Abandonment fears usually have their roots in early experiences. Sometimes it’s obvious: a parent leaving or dying, or repeated big disruptions in childhood. More often, it’s subtle. A child grows up in a home where their feelings are not responded to, or where care is inconsistent. The message they receive is: your emotions are yours to manage alone; no one else will hold them for you.

Over time, that child learns to put feelings aside. They may even tell themselves those feelings don’t matter. But deep down, the body knows something is missing. There can be a hollow, empty sensation — a quiet echo of not having been emotionally cared for.

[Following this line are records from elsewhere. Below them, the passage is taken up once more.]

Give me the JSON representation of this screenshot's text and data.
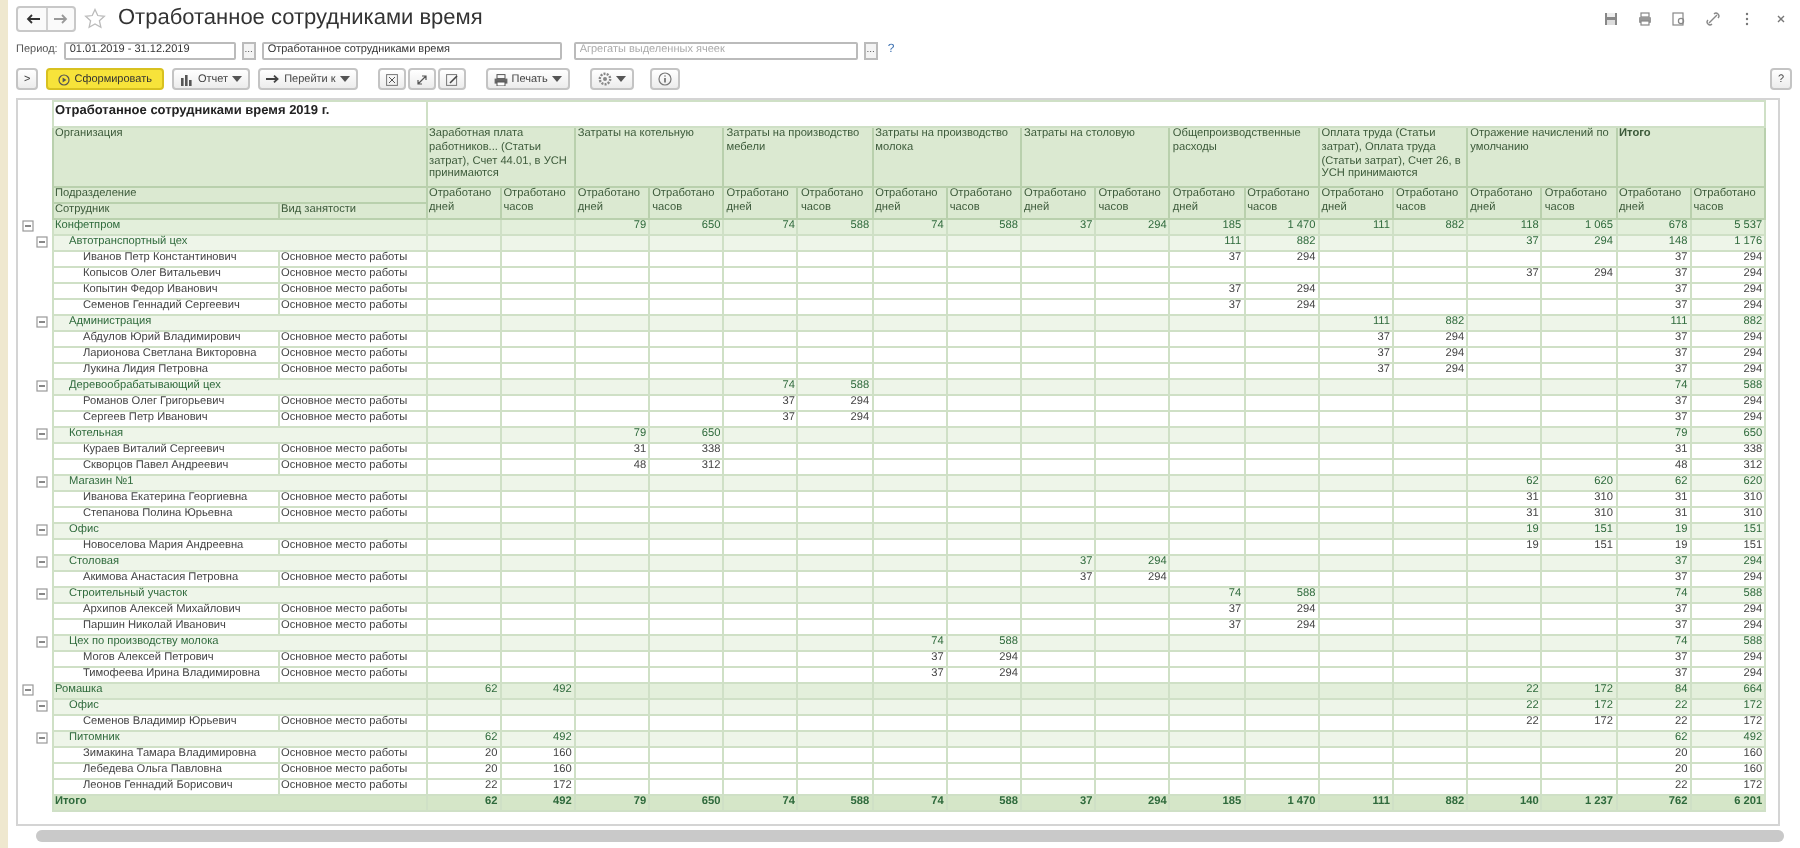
{
  "window": {
    "title": "Отработанное сотрудниками время",
    "favorite": false
  },
  "settings": {
    "period_label": "Период:",
    "period_value": "01.01.2019 - 31.12.2019",
    "period_button": "...",
    "variant_value": "Отработанное сотрудниками время",
    "aggregates_placeholder": "Агрегаты выделенных ячеек",
    "aggregates_button": "...",
    "help_link": "?"
  },
  "command_bar": {
    "panel_toggle": ">",
    "generate": "Сформировать",
    "report_menu": "Отчет",
    "goto_menu": "Перейти к",
    "print_menu": "Печать",
    "help_button": "?"
  },
  "report": {
    "title": "Отработанное сотрудниками время  2019 г.",
    "header": {
      "organization": "Организация",
      "subdivision": "Подразделение",
      "employee": "Сотрудник",
      "employment": "Вид занятости"
    },
    "column_groups": [
      {
        "title": "Заработная плата работников... (Статьи затрат), Счет 44.01, в УСН принимаются",
        "subcolumns": [
          "Отработано дней",
          "Отработано часов"
        ]
      },
      {
        "title": "Затраты на котельную",
        "subcolumns": [
          "Отработано дней",
          "Отработано часов"
        ]
      },
      {
        "title": "Затраты на производство мебели",
        "subcolumns": [
          "Отработано дней",
          "Отработано часов"
        ]
      },
      {
        "title": "Затраты на производство молока",
        "subcolumns": [
          "Отработано дней",
          "Отработано часов"
        ]
      },
      {
        "title": "Затраты на столовую",
        "subcolumns": [
          "Отработано дней",
          "Отработано часов"
        ]
      },
      {
        "title": "Общепроизводственные расходы",
        "subcolumns": [
          "Отработано дней",
          "Отработано часов"
        ]
      },
      {
        "title": "Оплата труда (Статьи затрат), Оплата труда (Статьи затрат), Счет 26, в УСН принимаются",
        "subcolumns": [
          "Отработано дней",
          "Отработано часов"
        ]
      },
      {
        "title": "Отражение начислений по умолчанию",
        "subcolumns": [
          "Отработано дней",
          "Отработано часов"
        ]
      },
      {
        "title": "Итого",
        "subcolumns": [
          "Отработано дней",
          "Отработано часов"
        ]
      }
    ],
    "rows": [
      {
        "name": "Конфетпром",
        "expanded": true,
        "values": {
          "boiler_days": "79",
          "boiler_hours": "650",
          "furniture_days": "74",
          "furniture_hours": "588",
          "milk_days": "74",
          "milk_hours": "588",
          "canteen_days": "37",
          "canteen_hours": "294",
          "overhead_days": "185",
          "overhead_hours": "1 470",
          "labor_days": "111",
          "labor_hours": "882",
          "default_days": "118",
          "default_hours": "1 065",
          "total_days": "678",
          "total_hours": "5 537"
        },
        "children": [
          {
            "name": "Автотранспортный цех",
            "expanded": true,
            "values": {
              "overhead_days": "111",
              "overhead_hours": "882",
              "default_days": "37",
              "default_hours": "294",
              "total_days": "148",
              "total_hours": "1 176"
            },
            "children": [
              {
                "name": "Иванов  Петр  Константинович",
                "employment": "Основное место работы",
                "values": {
                  "overhead_days": "37",
                  "overhead_hours": "294",
                  "total_days": "37",
                  "total_hours": "294"
                }
              },
              {
                "name": "Копысов Олег Витальевич",
                "employment": "Основное место работы",
                "values": {
                  "default_days": "37",
                  "default_hours": "294",
                  "total_days": "37",
                  "total_hours": "294"
                }
              },
              {
                "name": "Копытин Федор Иванович",
                "employment": "Основное место работы",
                "values": {
                  "overhead_days": "37",
                  "overhead_hours": "294",
                  "total_days": "37",
                  "total_hours": "294"
                }
              },
              {
                "name": "Семенов Геннадий Сергеевич",
                "employment": "Основное место работы",
                "values": {
                  "overhead_days": "37",
                  "overhead_hours": "294",
                  "total_days": "37",
                  "total_hours": "294"
                }
              }
            ]
          },
          {
            "name": "Администрация",
            "expanded": true,
            "values": {
              "labor_days": "111",
              "labor_hours": "882",
              "total_days": "111",
              "total_hours": "882"
            },
            "children": [
              {
                "name": "Абдулов Юрий Владимирович",
                "employment": "Основное место работы",
                "values": {
                  "labor_days": "37",
                  "labor_hours": "294",
                  "total_days": "37",
                  "total_hours": "294"
                }
              },
              {
                "name": "Ларионова Светлана Викторовна",
                "employment": "Основное место работы",
                "values": {
                  "labor_days": "37",
                  "labor_hours": "294",
                  "total_days": "37",
                  "total_hours": "294"
                }
              },
              {
                "name": "Лукина  Лидия Петровна",
                "employment": "Основное место работы",
                "values": {
                  "labor_days": "37",
                  "labor_hours": "294",
                  "total_days": "37",
                  "total_hours": "294"
                }
              }
            ]
          },
          {
            "name": "Деревообрабатывающий цех",
            "expanded": true,
            "values": {
              "furniture_days": "74",
              "furniture_hours": "588",
              "total_days": "74",
              "total_hours": "588"
            },
            "children": [
              {
                "name": "Романов Олег Григорьевич",
                "employment": "Основное место работы",
                "values": {
                  "furniture_days": "37",
                  "furniture_hours": "294",
                  "total_days": "37",
                  "total_hours": "294"
                }
              },
              {
                "name": "Сергеев Петр Иванович",
                "employment": "Основное место работы",
                "values": {
                  "furniture_days": "37",
                  "furniture_hours": "294",
                  "total_days": "37",
                  "total_hours": "294"
                }
              }
            ]
          },
          {
            "name": "Котельная",
            "expanded": true,
            "values": {
              "boiler_days": "79",
              "boiler_hours": "650",
              "total_days": "79",
              "total_hours": "650"
            },
            "children": [
              {
                "name": "Кураев Виталий Сергеевич",
                "employment": "Основное место работы",
                "values": {
                  "boiler_days": "31",
                  "boiler_hours": "338",
                  "total_days": "31",
                  "total_hours": "338"
                }
              },
              {
                "name": "Скворцов Павел Андреевич",
                "employment": "Основное место работы",
                "values": {
                  "boiler_days": "48",
                  "boiler_hours": "312",
                  "total_days": "48",
                  "total_hours": "312"
                }
              }
            ]
          },
          {
            "name": "Магазин №1",
            "expanded": true,
            "values": {
              "default_days": "62",
              "default_hours": "620",
              "total_days": "62",
              "total_hours": "620"
            },
            "children": [
              {
                "name": "Иванова Екатерина Георгиевна",
                "employment": "Основное место работы",
                "values": {
                  "default_days": "31",
                  "default_hours": "310",
                  "total_days": "31",
                  "total_hours": "310"
                }
              },
              {
                "name": "Степанова Полина Юрьевна",
                "employment": "Основное место работы",
                "values": {
                  "default_days": "31",
                  "default_hours": "310",
                  "total_days": "31",
                  "total_hours": "310"
                }
              }
            ]
          },
          {
            "name": "Офис",
            "expanded": true,
            "values": {
              "default_days": "19",
              "default_hours": "151",
              "total_days": "19",
              "total_hours": "151"
            },
            "children": [
              {
                "name": "Новоселова Мария Андреевна",
                "employment": "Основное место работы",
                "values": {
                  "default_days": "19",
                  "default_hours": "151",
                  "total_days": "19",
                  "total_hours": "151"
                }
              }
            ]
          },
          {
            "name": "Столовая",
            "expanded": true,
            "values": {
              "canteen_days": "37",
              "canteen_hours": "294",
              "total_days": "37",
              "total_hours": "294"
            },
            "children": [
              {
                "name": "Акимова Анастасия Петровна",
                "employment": "Основное место работы",
                "values": {
                  "canteen_days": "37",
                  "canteen_hours": "294",
                  "total_days": "37",
                  "total_hours": "294"
                }
              }
            ]
          },
          {
            "name": "Строительный участок",
            "expanded": true,
            "values": {
              "overhead_days": "74",
              "overhead_hours": "588",
              "total_days": "74",
              "total_hours": "588"
            },
            "children": [
              {
                "name": "Архипов Алексей Михайлович",
                "employment": "Основное место работы",
                "values": {
                  "overhead_days": "37",
                  "overhead_hours": "294",
                  "total_days": "37",
                  "total_hours": "294"
                }
              },
              {
                "name": "Паршин Николай Иванович",
                "employment": "Основное место работы",
                "values": {
                  "overhead_days": "37",
                  "overhead_hours": "294",
                  "total_days": "37",
                  "total_hours": "294"
                }
              }
            ]
          },
          {
            "name": "Цех по производству молока",
            "expanded": true,
            "values": {
              "milk_days": "74",
              "milk_hours": "588",
              "total_days": "74",
              "total_hours": "588"
            },
            "children": [
              {
                "name": "Могов Алексей Петрович",
                "employment": "Основное место работы",
                "values": {
                  "milk_days": "37",
                  "milk_hours": "294",
                  "total_days": "37",
                  "total_hours": "294"
                }
              },
              {
                "name": "Тимофеева Ирина Владимировна",
                "employment": "Основное место работы",
                "values": {
                  "milk_days": "37",
                  "milk_hours": "294",
                  "total_days": "37",
                  "total_hours": "294"
                }
              }
            ]
          }
        ]
      },
      {
        "name": "Ромашка",
        "expanded": true,
        "values": {
          "wage_days": "62",
          "wage_hours": "492",
          "default_days": "22",
          "default_hours": "172",
          "total_days": "84",
          "total_hours": "664"
        },
        "children": [
          {
            "name": "Офис",
            "expanded": true,
            "values": {
              "default_days": "22",
              "default_hours": "172",
              "total_days": "22",
              "total_hours": "172"
            },
            "children": [
              {
                "name": "Семенов Владимир Юрьевич",
                "employment": "Основное место работы",
                "values": {
                  "default_days": "22",
                  "default_hours": "172",
                  "total_days": "22",
                  "total_hours": "172"
                }
              }
            ]
          },
          {
            "name": "Питомник",
            "expanded": true,
            "values": {
              "wage_days": "62",
              "wage_hours": "492",
              "total_days": "62",
              "total_hours": "492"
            },
            "children": [
              {
                "name": "Зимакина Тамара Владимировна",
                "employment": "Основное место работы",
                "values": {
                  "wage_days": "20",
                  "wage_hours": "160",
                  "total_days": "20",
                  "total_hours": "160"
                }
              },
              {
                "name": "Лебедева Ольга Павловна",
                "employment": "Основное место работы",
                "values": {
                  "wage_days": "20",
                  "wage_hours": "160",
                  "total_days": "20",
                  "total_hours": "160"
                }
              },
              {
                "name": "Леонов Геннадий Борисович",
                "employment": "Основное место работы",
                "values": {
                  "wage_days": "22",
                  "wage_hours": "172",
                  "total_days": "22",
                  "total_hours": "172"
                }
              }
            ]
          }
        ]
      }
    ],
    "total": {
      "label": "Итого",
      "values": {
        "wage_days": "62",
        "wage_hours": "492",
        "boiler_days": "79",
        "boiler_hours": "650",
        "furniture_days": "74",
        "furniture_hours": "588",
        "milk_days": "74",
        "milk_hours": "588",
        "canteen_days": "37",
        "canteen_hours": "294",
        "overhead_days": "185",
        "overhead_hours": "1 470",
        "labor_days": "111",
        "labor_hours": "882",
        "default_days": "140",
        "default_hours": "1 237",
        "total_days": "762",
        "total_hours": "6 201"
      }
    }
  }
}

In schema therapy we sometimes call this emotional deprivation. In everyday words, it’s simply the experience of not feeling that your needs, feelings, or very self really mattered to those around you.

How It Shows Up in Relationships

Abandonment fears don’t disappear with age. They tend to funnel back into adult relationships. A partner going out with friends can stir panic: “Maybe they don’t want to be with me anymore.” A delayed text reply can trigger jealousy or suspicion.

People cope with these fears in different ways:

  • Clinging tightly to their partner.

  • Testing or arguing for reassurance.

  • Checking too much.

  • Feeling shame about being “too much” or “too sensitive.”

Sadly, the very attempts to protect the relationship can feel overwhelming to the other person, feeding back into the fear of being left.

Why This Makes Sense

If you’ve ever felt ashamed of being “too needy” or “too sensitive,” it’s important to know: these patterns make sense. They come from parts of you whose needs were not met. The goal isn’t to erase those needs — it’s to find healthier ways of meeting them now, with more stability and care.

How Therapy Helps

In therapy, we work to:

  • Stay centred when abandonment fears are triggered, so you can keep a reflective stance even when feelings are strong.

  • Recognise echoes from the past, reminding yourself that the present moment may actually be safe.

  • Revisit and reshape old memories so they lose their overwhelming charge.

  • Build secure relationships, starting with the therapeutic one, so your nervous system learns that stability and care are possible.

Sometimes we use practical tools, like a “note to self” to read when panic strikes. Other times we go deeper, helping the child part of you finally receive what was missing.

Moving Forward

Fear of abandonment can be painful, confusing, and sometimes hidden beneath the word “anxiety.” But it is also workable. Many people find that with the right support, the fear softens and their relationships feel more secure.

If you recognise yourself in these words, you don’t have to keep struggling alone. Therapy can help you make sense of the past, calm the present, and move towards a more stable future.